The sea whispers outside.

She turns to face me, curling her top round her body and over her head, letting it fall carelessly to the floor, walking backwards towards the mattress.

I feel myself moving towards her in the half-light.

She lies in slow motion upon the sheets, long arms behind her head, delicate fingers held in her hair.

Ocean eyes stare me down.

I kneel before her, kiss up her soft brown stomach, catch her eye.

We kiss.

And my hands go to the zip of her jeans at her waist.

And hers go to mine.

Only then do I blink.

End Scene. (At least all of the scene you'll ever see, Kyle, you dirty bastard.)

PART IV

PLEASE DON'T SAY “PUSSY”

“FLICK.” Me and Rainbow are out in Langrick, walking back from Ritzies with Danny and Danny's girl, passing a rank little side street, when I hear my name being called. A little way down the street there is a white pebble-dash terrace house, in front of which Fez is stood. I remember too late he lives around here. We saw him earlier in the evening, about to score with some girl called Hannah (or perhaps even scoring—they were stood pretty close), so I knew I could avoid him. If there's one thing more important to Fez than business, it's pussy. I've always hated the word “pussy.” In my head it's fine but said out loud it sounds rank. Say “cunt” if you want but don't say “pussy,” it's fucking horrible.

So there we are, approaching Fez, me looking for a way out, trying to signal to him with my eyes, “My girlfriend's here, let's leave this for another time,” and most probably failing.

Hannah walks out of the front door, takes a look at us and carries on down the street, and as she passes the kebab place Fez nods after her and says: “Well she's a fucking whore if ever I saw one.” With this he flicks his cigarette in the drain, gives me a hard stare and nods across the street to where a car is parked. Its silent driver sits inside. Fez gets in his car and drives away with a screech of tires and a loud rev and the undercover cop car follows. I let out a massive sigh of relief.

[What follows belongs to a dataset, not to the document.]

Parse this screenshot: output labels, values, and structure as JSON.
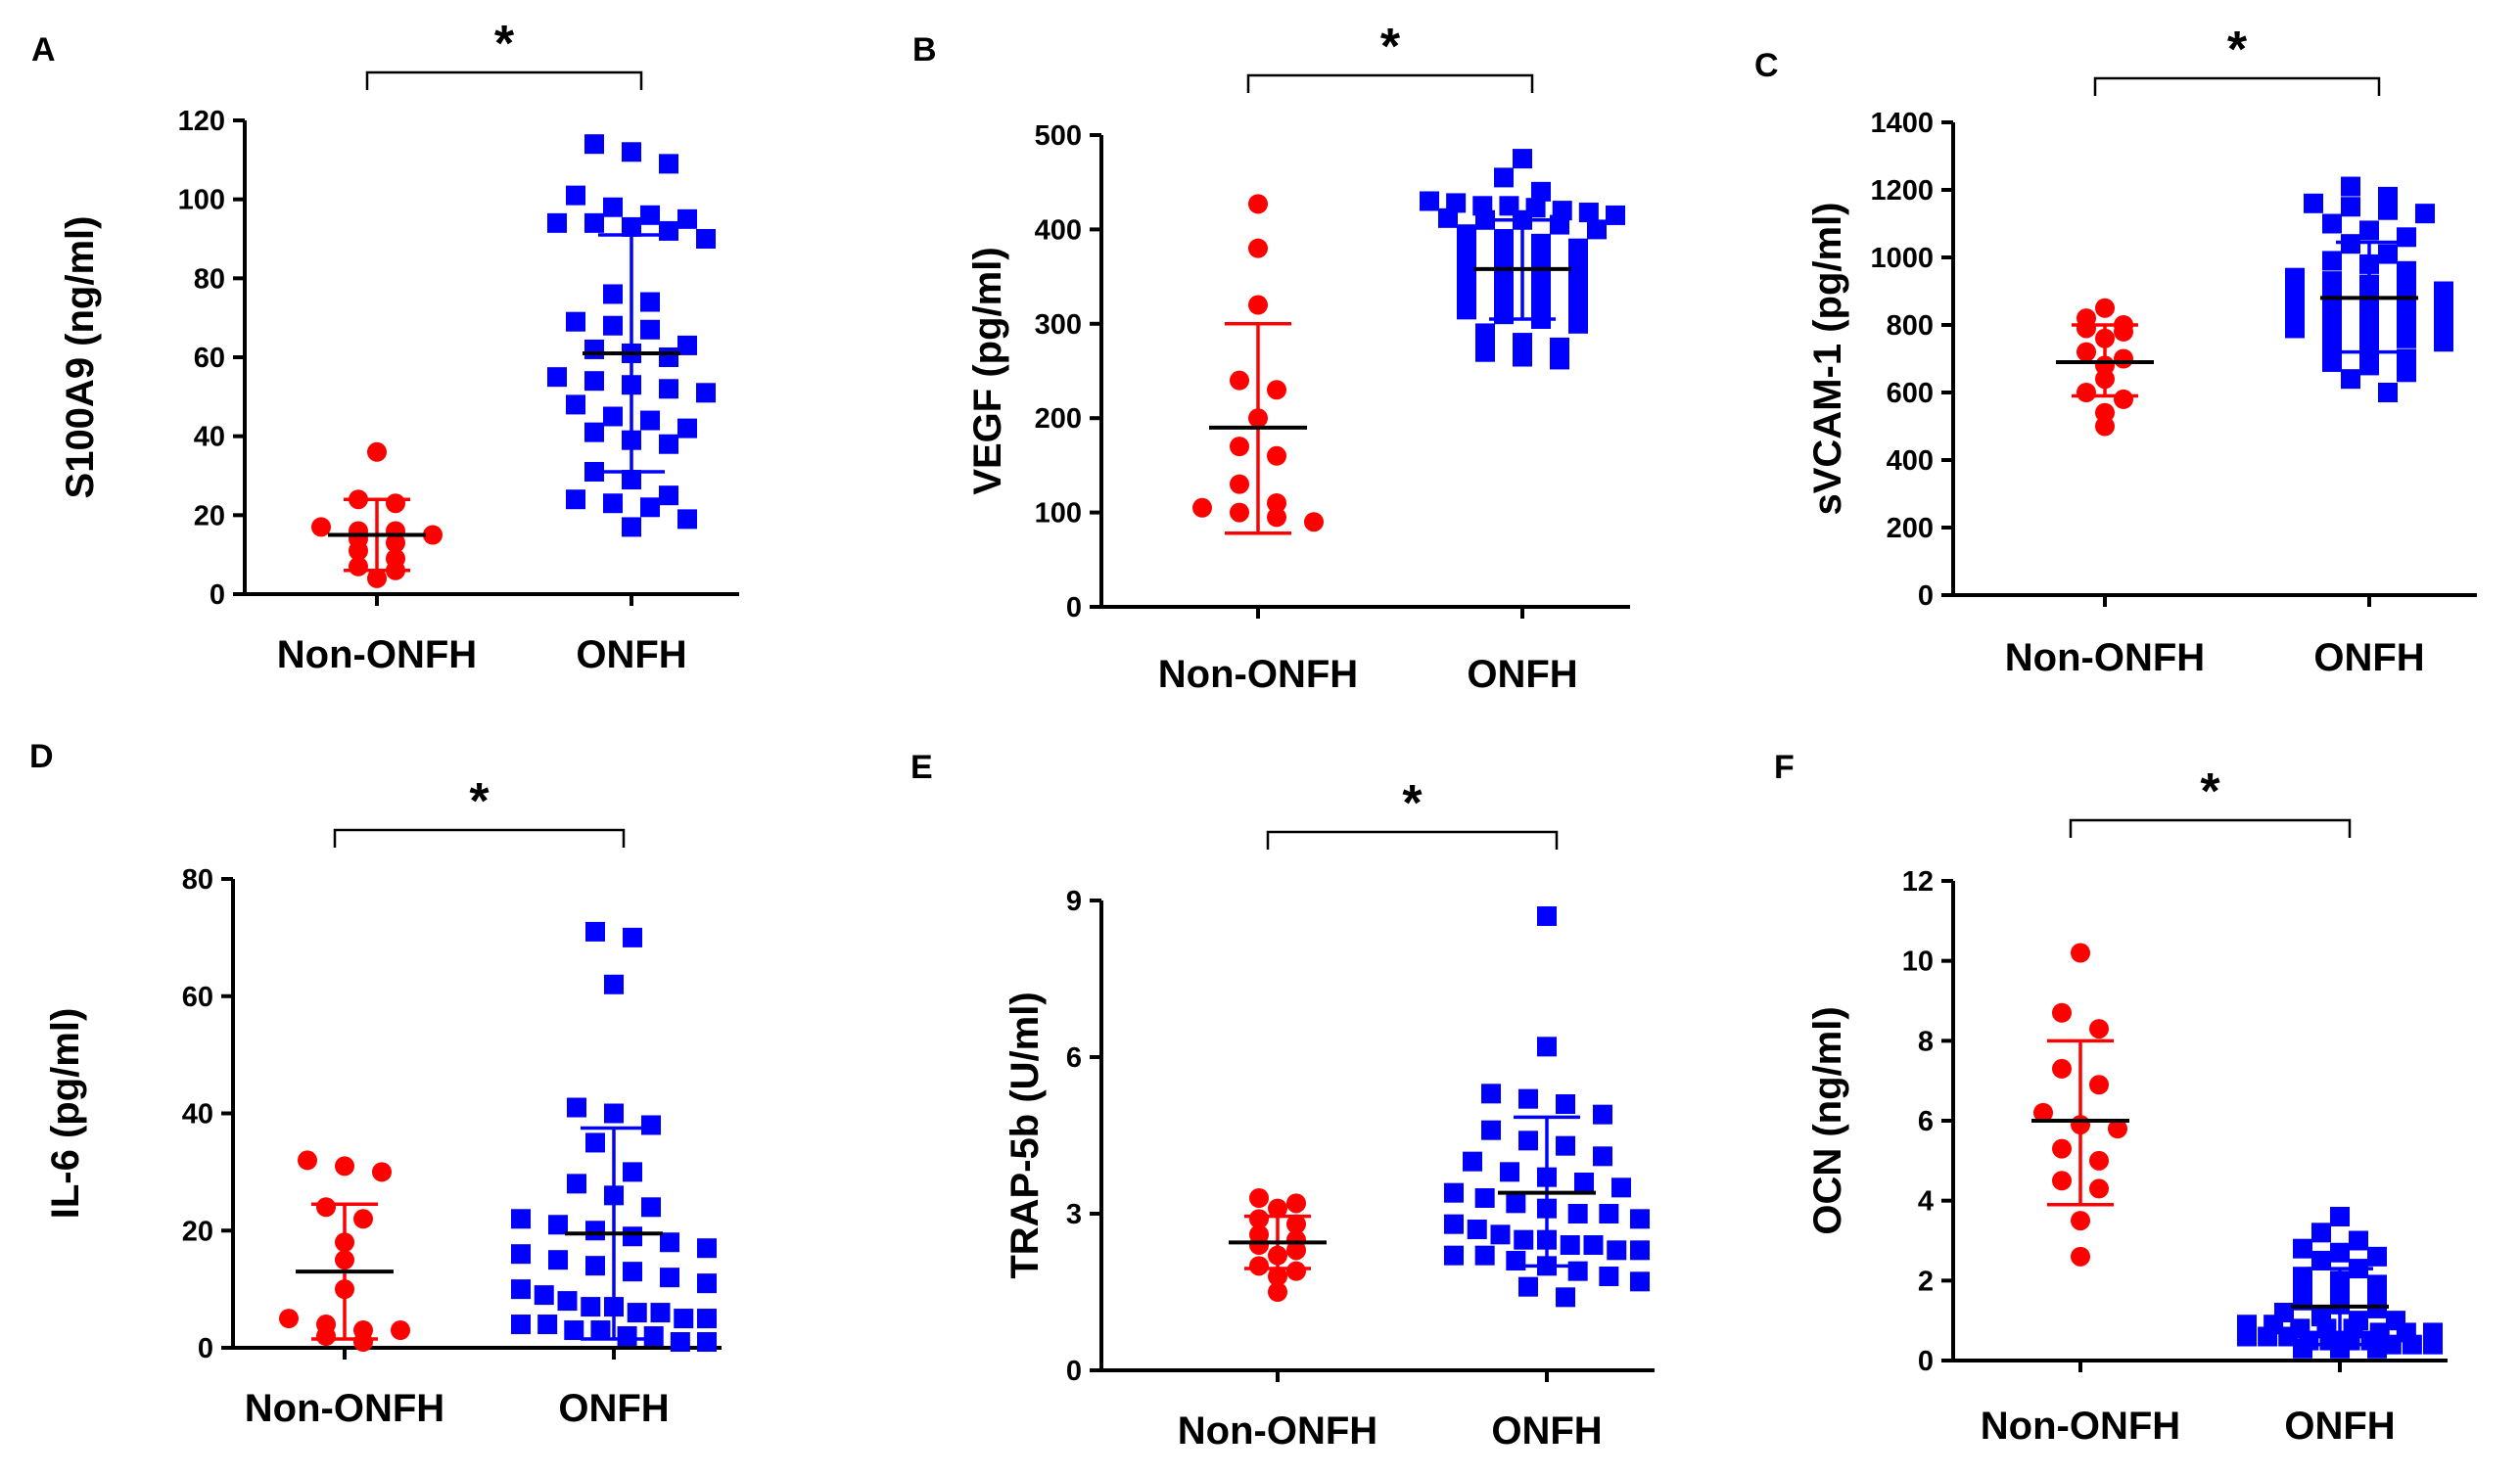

“Didn't he just screw her?” Rainbow asks with disbelief in her voice, which I tried to describe to Wally (some lad, didn't know him, anyone polite or stupid enough to listen to me wax lyrical about my girl would've done) yesterday and failed. After ten, maybe fifteen minutes of trying I concluded that it was posh-ish but without sounding inbred. He said, “Oh ay.”

And yeah, Rainbow, Fez did just fuck her. “Fez has got this theory. He can treat all the girls who get with him and the rest of the crowd like dirt because as Fez puts it, he has ‘no respect for women who shag stoners.' ”

She looks dubious. “But Fez is a stoner.”

“Hence the reason he is also a wanker,” Danny says, and Danny and me and Danny's Girl nod knowingly.